Due to that correlated motion, the location of the projected images of points within the object moves also. Only points from a particular slice, the so-called focal plane, will be always projected at the same location onto the detector and therefore imaged sharply. Object structures above and below the focal plane will move as the rotation occurs. Because of that, they are not imaged sharply and they will blur to a grey background image. This requires precise height data, created by laser mapping the surface of the board. The focal plane is approximately .003 inches (.076 mm) deep.

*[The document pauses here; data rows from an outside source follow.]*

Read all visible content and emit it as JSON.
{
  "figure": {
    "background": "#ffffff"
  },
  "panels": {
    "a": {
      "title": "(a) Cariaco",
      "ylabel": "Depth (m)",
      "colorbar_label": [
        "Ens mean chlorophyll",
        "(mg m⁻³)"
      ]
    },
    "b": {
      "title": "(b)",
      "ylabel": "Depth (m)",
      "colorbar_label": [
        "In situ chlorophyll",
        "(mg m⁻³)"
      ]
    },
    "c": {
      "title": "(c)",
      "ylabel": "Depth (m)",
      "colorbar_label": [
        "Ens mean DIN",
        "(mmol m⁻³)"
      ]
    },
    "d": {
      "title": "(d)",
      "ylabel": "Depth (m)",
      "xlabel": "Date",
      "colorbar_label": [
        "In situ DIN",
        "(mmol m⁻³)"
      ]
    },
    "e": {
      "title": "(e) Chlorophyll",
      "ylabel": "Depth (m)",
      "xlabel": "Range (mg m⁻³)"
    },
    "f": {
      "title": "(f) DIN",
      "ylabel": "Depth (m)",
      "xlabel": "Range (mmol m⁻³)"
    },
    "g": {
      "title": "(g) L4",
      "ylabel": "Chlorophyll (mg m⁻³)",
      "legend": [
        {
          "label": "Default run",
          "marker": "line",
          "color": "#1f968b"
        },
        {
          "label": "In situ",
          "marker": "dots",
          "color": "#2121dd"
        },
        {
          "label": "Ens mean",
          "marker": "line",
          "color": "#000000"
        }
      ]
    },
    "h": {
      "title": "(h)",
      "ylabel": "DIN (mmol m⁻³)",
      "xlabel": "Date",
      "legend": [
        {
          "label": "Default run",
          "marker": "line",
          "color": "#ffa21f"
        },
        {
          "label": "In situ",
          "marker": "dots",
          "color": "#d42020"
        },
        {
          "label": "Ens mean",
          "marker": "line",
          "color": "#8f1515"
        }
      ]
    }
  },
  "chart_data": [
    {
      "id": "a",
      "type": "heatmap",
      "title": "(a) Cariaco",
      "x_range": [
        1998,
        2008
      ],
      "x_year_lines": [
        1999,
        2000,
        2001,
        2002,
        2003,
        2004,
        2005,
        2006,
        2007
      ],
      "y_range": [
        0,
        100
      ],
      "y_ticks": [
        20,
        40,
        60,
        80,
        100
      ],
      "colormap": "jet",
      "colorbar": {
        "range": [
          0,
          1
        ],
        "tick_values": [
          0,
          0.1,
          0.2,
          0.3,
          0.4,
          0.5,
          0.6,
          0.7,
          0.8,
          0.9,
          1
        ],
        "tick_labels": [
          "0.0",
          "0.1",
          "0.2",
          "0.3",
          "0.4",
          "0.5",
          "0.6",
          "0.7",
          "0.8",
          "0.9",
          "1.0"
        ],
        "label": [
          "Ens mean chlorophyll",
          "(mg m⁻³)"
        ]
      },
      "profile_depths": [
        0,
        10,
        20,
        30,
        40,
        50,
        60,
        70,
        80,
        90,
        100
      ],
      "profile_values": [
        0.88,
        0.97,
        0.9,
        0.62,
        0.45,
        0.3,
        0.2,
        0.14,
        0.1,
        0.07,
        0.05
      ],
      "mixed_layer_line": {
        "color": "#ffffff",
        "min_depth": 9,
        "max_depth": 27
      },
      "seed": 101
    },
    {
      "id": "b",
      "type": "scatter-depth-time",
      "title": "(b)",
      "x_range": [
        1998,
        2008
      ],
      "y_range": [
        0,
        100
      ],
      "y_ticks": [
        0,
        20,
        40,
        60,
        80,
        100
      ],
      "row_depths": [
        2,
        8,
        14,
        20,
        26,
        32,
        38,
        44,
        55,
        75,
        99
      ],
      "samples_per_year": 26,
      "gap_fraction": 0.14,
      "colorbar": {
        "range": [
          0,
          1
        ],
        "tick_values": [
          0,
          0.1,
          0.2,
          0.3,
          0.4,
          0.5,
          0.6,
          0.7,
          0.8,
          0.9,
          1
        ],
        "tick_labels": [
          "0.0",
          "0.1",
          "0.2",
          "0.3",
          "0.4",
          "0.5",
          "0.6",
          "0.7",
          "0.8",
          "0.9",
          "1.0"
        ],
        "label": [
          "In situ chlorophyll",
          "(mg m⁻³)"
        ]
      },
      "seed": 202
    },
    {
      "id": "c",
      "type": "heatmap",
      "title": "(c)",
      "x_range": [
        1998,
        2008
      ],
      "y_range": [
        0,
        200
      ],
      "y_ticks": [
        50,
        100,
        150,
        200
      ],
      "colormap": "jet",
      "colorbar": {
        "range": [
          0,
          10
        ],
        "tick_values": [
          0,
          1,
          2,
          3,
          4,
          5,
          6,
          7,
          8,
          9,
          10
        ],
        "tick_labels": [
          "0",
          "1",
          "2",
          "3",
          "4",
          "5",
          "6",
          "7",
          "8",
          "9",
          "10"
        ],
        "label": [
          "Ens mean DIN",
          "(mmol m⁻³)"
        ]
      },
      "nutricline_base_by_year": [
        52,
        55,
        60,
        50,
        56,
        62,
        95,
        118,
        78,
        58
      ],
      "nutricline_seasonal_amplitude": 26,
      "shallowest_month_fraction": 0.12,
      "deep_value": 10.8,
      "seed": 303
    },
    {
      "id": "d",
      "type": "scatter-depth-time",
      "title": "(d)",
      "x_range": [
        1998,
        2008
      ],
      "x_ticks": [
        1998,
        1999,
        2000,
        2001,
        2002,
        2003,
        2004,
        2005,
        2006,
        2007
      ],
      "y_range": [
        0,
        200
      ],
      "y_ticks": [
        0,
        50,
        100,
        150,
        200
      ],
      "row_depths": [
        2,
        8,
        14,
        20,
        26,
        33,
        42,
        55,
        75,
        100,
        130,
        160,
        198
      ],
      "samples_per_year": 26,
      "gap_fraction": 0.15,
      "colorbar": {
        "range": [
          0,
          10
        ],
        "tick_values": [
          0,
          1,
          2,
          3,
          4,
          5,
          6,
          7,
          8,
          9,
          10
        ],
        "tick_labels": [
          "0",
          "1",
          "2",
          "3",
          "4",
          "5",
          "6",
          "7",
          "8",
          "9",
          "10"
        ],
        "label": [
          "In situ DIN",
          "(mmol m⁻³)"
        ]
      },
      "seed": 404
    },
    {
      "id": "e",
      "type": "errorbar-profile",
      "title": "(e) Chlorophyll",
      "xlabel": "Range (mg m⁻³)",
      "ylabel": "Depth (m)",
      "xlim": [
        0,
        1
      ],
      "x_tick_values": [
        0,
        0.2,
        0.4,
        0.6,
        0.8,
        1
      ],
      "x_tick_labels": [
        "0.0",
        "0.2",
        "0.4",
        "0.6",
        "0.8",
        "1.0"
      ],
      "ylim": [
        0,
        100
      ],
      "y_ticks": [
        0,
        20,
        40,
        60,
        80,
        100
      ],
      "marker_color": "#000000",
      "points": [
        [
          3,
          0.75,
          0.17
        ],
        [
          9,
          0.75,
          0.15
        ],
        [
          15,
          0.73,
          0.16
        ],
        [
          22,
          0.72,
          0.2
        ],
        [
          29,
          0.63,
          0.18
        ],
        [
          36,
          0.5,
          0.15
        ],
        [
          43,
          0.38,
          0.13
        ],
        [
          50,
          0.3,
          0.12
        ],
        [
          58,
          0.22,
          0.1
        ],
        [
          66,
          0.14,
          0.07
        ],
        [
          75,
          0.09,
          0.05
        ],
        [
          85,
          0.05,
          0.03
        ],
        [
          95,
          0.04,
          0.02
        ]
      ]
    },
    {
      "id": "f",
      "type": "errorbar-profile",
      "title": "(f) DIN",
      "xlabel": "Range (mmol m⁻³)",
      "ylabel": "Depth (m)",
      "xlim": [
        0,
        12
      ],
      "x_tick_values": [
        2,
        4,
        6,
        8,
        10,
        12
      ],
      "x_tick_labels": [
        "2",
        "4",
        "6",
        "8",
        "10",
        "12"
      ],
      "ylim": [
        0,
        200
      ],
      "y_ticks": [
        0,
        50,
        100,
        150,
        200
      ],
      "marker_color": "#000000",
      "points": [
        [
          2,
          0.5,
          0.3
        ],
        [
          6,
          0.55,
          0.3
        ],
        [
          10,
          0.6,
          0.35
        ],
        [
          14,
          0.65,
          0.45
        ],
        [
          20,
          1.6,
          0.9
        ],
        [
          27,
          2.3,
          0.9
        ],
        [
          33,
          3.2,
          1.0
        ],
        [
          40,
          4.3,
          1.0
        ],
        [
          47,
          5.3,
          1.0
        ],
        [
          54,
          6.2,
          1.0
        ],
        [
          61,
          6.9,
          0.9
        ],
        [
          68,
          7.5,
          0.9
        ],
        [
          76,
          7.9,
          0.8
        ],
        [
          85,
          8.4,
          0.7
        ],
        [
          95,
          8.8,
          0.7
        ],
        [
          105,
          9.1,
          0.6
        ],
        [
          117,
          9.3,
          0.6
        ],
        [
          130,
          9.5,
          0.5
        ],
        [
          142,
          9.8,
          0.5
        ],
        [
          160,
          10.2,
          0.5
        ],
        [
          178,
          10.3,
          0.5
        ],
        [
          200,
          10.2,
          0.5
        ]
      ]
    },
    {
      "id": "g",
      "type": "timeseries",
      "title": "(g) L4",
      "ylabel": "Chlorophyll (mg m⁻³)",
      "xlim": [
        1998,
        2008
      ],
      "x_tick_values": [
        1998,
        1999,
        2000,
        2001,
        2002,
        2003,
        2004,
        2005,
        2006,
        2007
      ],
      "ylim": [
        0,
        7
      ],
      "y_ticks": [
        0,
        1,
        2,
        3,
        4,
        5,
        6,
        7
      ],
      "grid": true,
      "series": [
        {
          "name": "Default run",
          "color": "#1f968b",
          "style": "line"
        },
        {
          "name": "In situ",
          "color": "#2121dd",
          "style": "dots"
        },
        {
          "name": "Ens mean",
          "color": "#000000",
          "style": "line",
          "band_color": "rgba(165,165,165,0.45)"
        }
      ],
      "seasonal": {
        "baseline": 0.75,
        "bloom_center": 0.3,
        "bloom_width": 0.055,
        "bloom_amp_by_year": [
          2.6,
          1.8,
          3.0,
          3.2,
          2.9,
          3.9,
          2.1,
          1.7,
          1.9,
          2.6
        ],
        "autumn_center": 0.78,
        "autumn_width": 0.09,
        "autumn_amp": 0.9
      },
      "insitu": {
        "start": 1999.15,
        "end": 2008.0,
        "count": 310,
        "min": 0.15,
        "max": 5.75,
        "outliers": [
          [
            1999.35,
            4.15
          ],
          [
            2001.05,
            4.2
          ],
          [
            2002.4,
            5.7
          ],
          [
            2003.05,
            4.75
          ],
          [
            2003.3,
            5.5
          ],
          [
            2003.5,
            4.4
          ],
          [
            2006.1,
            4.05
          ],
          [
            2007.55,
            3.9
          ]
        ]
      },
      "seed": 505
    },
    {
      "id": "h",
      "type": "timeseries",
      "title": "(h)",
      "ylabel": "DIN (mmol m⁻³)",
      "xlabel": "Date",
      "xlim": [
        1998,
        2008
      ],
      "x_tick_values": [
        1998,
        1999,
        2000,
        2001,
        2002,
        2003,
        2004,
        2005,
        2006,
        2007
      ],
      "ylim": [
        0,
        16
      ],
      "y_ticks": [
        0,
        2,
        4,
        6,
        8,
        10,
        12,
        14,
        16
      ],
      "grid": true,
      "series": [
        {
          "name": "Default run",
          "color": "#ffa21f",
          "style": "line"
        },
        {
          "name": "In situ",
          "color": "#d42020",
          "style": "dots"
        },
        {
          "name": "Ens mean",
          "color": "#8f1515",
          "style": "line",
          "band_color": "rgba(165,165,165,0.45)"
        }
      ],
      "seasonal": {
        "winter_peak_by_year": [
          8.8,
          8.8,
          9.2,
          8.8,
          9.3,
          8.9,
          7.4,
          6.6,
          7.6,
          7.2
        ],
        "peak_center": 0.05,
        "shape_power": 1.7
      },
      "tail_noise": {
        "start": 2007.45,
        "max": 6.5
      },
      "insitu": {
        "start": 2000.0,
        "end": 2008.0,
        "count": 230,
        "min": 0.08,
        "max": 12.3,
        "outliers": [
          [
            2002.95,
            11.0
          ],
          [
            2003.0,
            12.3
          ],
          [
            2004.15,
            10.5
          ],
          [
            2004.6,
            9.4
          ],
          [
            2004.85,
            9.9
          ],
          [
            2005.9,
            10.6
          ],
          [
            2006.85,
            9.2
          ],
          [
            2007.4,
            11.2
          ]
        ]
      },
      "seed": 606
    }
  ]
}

Rotational laminography requires a complex system to produce the rotating x-ray source, rotate the image detector and maintain synchronization between source and detector.
In addition, the laminography systems require a system to map the surface of the object to be imaged. Product to be imaged is rarely perfectly flat. The 5DX system used a laser mapping system to measure bow and twist so that the effects could be compensated for in the imaging process.
In the 5DX system the rotating x-ray source is produced by scanning a high energy electron beam around an x-ray producing target integral to the x-ray tube. The rotating detector is implemented by rotating an x-ray sensitive screen mechanically and projecting the image into a high sensitivity digital camera.
Aside from the electro-mechanical complexity, the main disadvantages of classical laminography are the background intensity that reduces the contrast resolution and the fact that in each measurement only one slice is imaged sharply. All other slices have to be inspected consecutively by displacing the object vertically.
Classical laminography has been replaced by computed tomography (CT) or computed laminography in more modern automated x-ray systems.

==History==
Agilent Technologies (now Keysight Technologies), the OEM of the 5DX and follow on product, the X6000, exited the automated inspection market in March 2009. Both the 5DX and the X6000 were discontinued at that time.

Even though the systems have been out of production for several years, a significant number remain in use.

Product Revision History
- 3DX (end of life) originally developed by Four Pi Systems which was acquired by Hewlett Packard.
- 5DX Series I (end of life)
- 5DX Series 2/II/2L (end of life)
- 5DX Series 3
- 5DX Series 5000
- X6000 (also known as the X6K ) the evolution of the 5DX product line which used the more advanced digital tomosynthesis.